I have an existing workflow. I insert a new dataset at the beginning, say for model scoring, and the new dataset has a few new variables in it that were not present in model training.
I find that these new variables are automatically inserted into some dialog boxes causing all sorts of mystery mistakes.
Is there a way to set a preference so that new fields are not placed in dialog function lists unless I place them there?
Thank you for the suggestion. I see the option in the dialog boxes, but there is no explanation of this functionality in the dialog “?”. I searched for it in Help but also came up empty “Local Help (0 hits)”.
Now I wonder if there is a way to change the dialog box default to Enforce Inclusion. Not having a definition until now, I just went with the defaults. Now that I know the meaning of the feature, I would like to change it once, rather than every time I place the dialog box in the workflow.
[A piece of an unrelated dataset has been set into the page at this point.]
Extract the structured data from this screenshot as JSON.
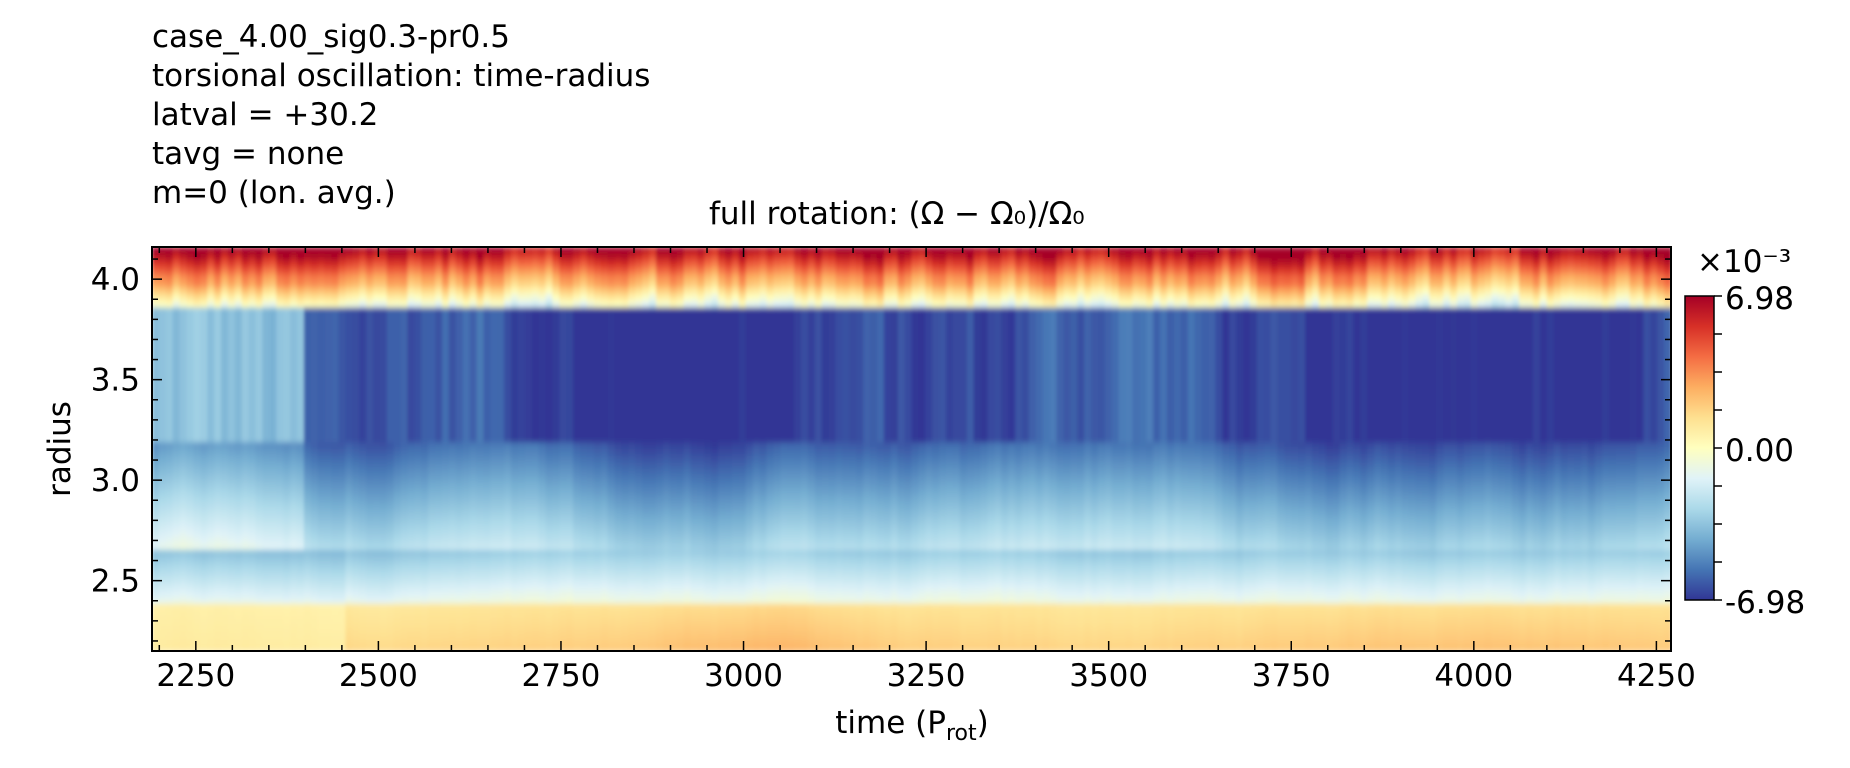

Probably wishful thinking, but do you have any hints on that?
there should be explanation in node description I believe. What node are you talking about? However if you use Column Filter node after new dataset is read, configure it with Enforce Inclusion option and choose columns on which you trained your workflow you don’t need to configure it every time.
If data used for model training is in same workflow as new dataset you can use Reference Column Filter node to ensure new variables (columns) are not taken into account.
Now that you mention it, I can see that Enforce Inclusion is documented in the Column Filter help button. However, it is not documented every place that it is available. For example, in String To Number, Enforce Inclusion is available, but the help button makes no mention of it.
Possible that somewhere isn’t documented properly as this Column Selection dialog with Enforce exclusion/inclusion options is used in many nodes. However you can also hoover over this option and will get info about it.